The cagA toxin can induce severe gastric mucosa inflammation and is related to peptic ulcers and gastric cancer [17]. Based on literature regarding H. pylori genotype in Iran and worldwide, the prevalence of cag A genotype varies in different areas. The prevalence of cag A genotype is high based on studies conducted on Iranian and Iraqi patients [30]. However, in research conducted on Malaysian and Jordanian patients, cag A's prevalence is relatively low [31, 32]. The cagA was present in 60–70% of isolates from the Western population [33]. In our research, cagA was present in 60.5% of isolates. We observed hiatal hernia occurs in patients who were infected with cag A positive strain (P = 0.02). Several European and North American studies have shown that infection with cagA-positive H. pylori strains increases the risk for atrophic gastritis and gastric cancer [33]. However, several studies in Asian populations did not confirm these relationships, indicating important geographic differences, which is consistent with our research finding [34].

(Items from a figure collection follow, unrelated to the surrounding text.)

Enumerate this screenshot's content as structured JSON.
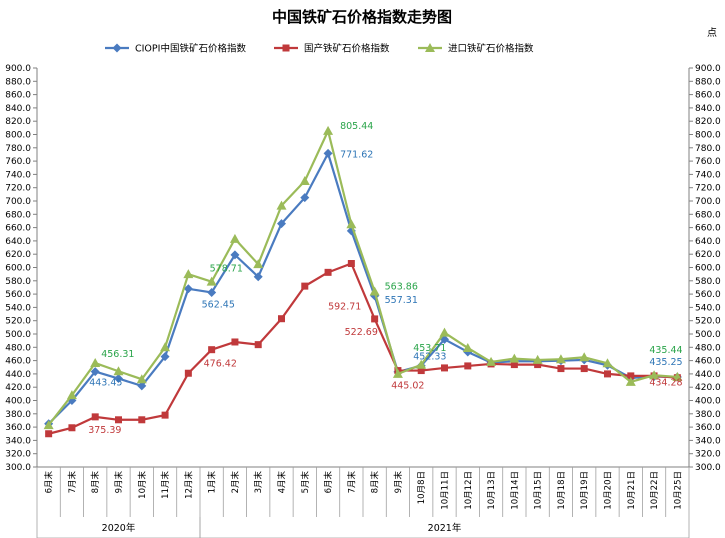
{
  "chart_data": {
    "type": "line",
    "title": "中国铁矿石价格指数走势图",
    "unit_label": "点",
    "ylim": [
      300,
      900
    ],
    "ystep": 20,
    "grid": false,
    "legend_position": "top",
    "categories": [
      "6月末",
      "7月末",
      "8月末",
      "9月末",
      "10月末",
      "11月末",
      "12月末",
      "1月末",
      "2月末",
      "3月末",
      "4月末",
      "5月末",
      "6月末",
      "7月末",
      "8月末",
      "9月末",
      "10月8日",
      "10月11日",
      "10月12日",
      "10月13日",
      "10月14日",
      "10月15日",
      "10月18日",
      "10月19日",
      "10月20日",
      "10月21日",
      "10月22日",
      "10月25日"
    ],
    "category_groups": [
      {
        "label": "2020年",
        "start": 0,
        "end": 6
      },
      {
        "label": "2021年",
        "start": 7,
        "end": 27
      }
    ],
    "series": [
      {
        "name": "CIOPI中国铁矿石价格指数",
        "color": "#4a7bc0",
        "marker": "diamond",
        "values": [
          365,
          400,
          443.45,
          433,
          422,
          466,
          568,
          562.45,
          619,
          586,
          666,
          705,
          771.62,
          655,
          557.31,
          443,
          452.33,
          492,
          473,
          457,
          459,
          459,
          460,
          461,
          453,
          434,
          436,
          435.25
        ]
      },
      {
        "name": "国产铁矿石价格指数",
        "color": "#c0393b",
        "marker": "square",
        "values": [
          350,
          359,
          375.39,
          371,
          371,
          378,
          441,
          476.42,
          488,
          484,
          523,
          572,
          592.71,
          606,
          522.69,
          445,
          445.02,
          449,
          452,
          455,
          454,
          454,
          448,
          448,
          440,
          437,
          437,
          434.28
        ]
      },
      {
        "name": "进口铁矿石价格指数",
        "color": "#9bbb59",
        "marker": "triangle",
        "values": [
          363,
          408,
          456.31,
          444,
          432,
          480,
          590,
          578.71,
          643,
          605,
          693,
          730,
          805.44,
          665,
          563.86,
          440,
          453.71,
          502,
          479,
          458,
          463,
          461,
          462,
          465,
          456,
          428,
          438,
          435.44
        ]
      }
    ],
    "annotations": [
      {
        "text": "456.31",
        "series": 2,
        "index": 2,
        "color": "#2aa44a"
      },
      {
        "text": "443.45",
        "series": 0,
        "index": 2,
        "color": "#2e75b6"
      },
      {
        "text": "375.39",
        "series": 1,
        "index": 2,
        "color": "#c0393b"
      },
      {
        "text": "578.71",
        "series": 2,
        "index": 7,
        "color": "#2aa44a"
      },
      {
        "text": "562.45",
        "series": 0,
        "index": 7,
        "color": "#2e75b6"
      },
      {
        "text": "476.42",
        "series": 1,
        "index": 7,
        "color": "#c0393b"
      },
      {
        "text": "805.44",
        "series": 2,
        "index": 12,
        "color": "#2aa44a"
      },
      {
        "text": "771.62",
        "series": 0,
        "index": 12,
        "color": "#2e75b6"
      },
      {
        "text": "592.71",
        "series": 1,
        "index": 12,
        "color": "#c0393b"
      },
      {
        "text": "563.86",
        "series": 2,
        "index": 14,
        "color": "#2aa44a"
      },
      {
        "text": "557.31",
        "series": 0,
        "index": 14,
        "color": "#2e75b6"
      },
      {
        "text": "522.69",
        "series": 1,
        "index": 14,
        "color": "#c0393b"
      },
      {
        "text": "453.71",
        "series": 2,
        "index": 16,
        "color": "#2aa44a"
      },
      {
        "text": "452.33",
        "series": 0,
        "index": 16,
        "color": "#2e75b6"
      },
      {
        "text": "445.02",
        "series": 1,
        "index": 16,
        "color": "#c0393b"
      },
      {
        "text": "435.44",
        "series": 2,
        "index": 27,
        "color": "#2aa44a"
      },
      {
        "text": "435.25",
        "series": 0,
        "index": 27,
        "color": "#2e75b6"
      },
      {
        "text": "434.28",
        "series": 1,
        "index": 27,
        "color": "#c0393b"
      }
    ]
  }
}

The association of the cagA-positive, vacA s1 genotypes with peptic ulcer disease (PUD) and gastric cancer was reported in Western countries, which was not consistent with our research and research in East Asian countries [23]. Patients infected with less virulent genotypes are more likely to have mild gastritis throughout their entire life, whereas patients infected with more virulent genotypes have a higher probability of developing peptic ulcer disease, atrophic gastritis, and eventually gastric carcinoma [34].
Our results showed that the most common allele in our isolates is m2 (55.9%), and s1 (55.9%), then s2 (44.2%). Although in other research on Iranian and Afghan patients [27], the most common allele is s1.
limitation
The limitation to our study was that some patients did not consent to undergo endoscopic investigations, and also, using endoscopy can cause inflammation in the mucosa and can interfere with the results of the H. pylori effect on mucosa.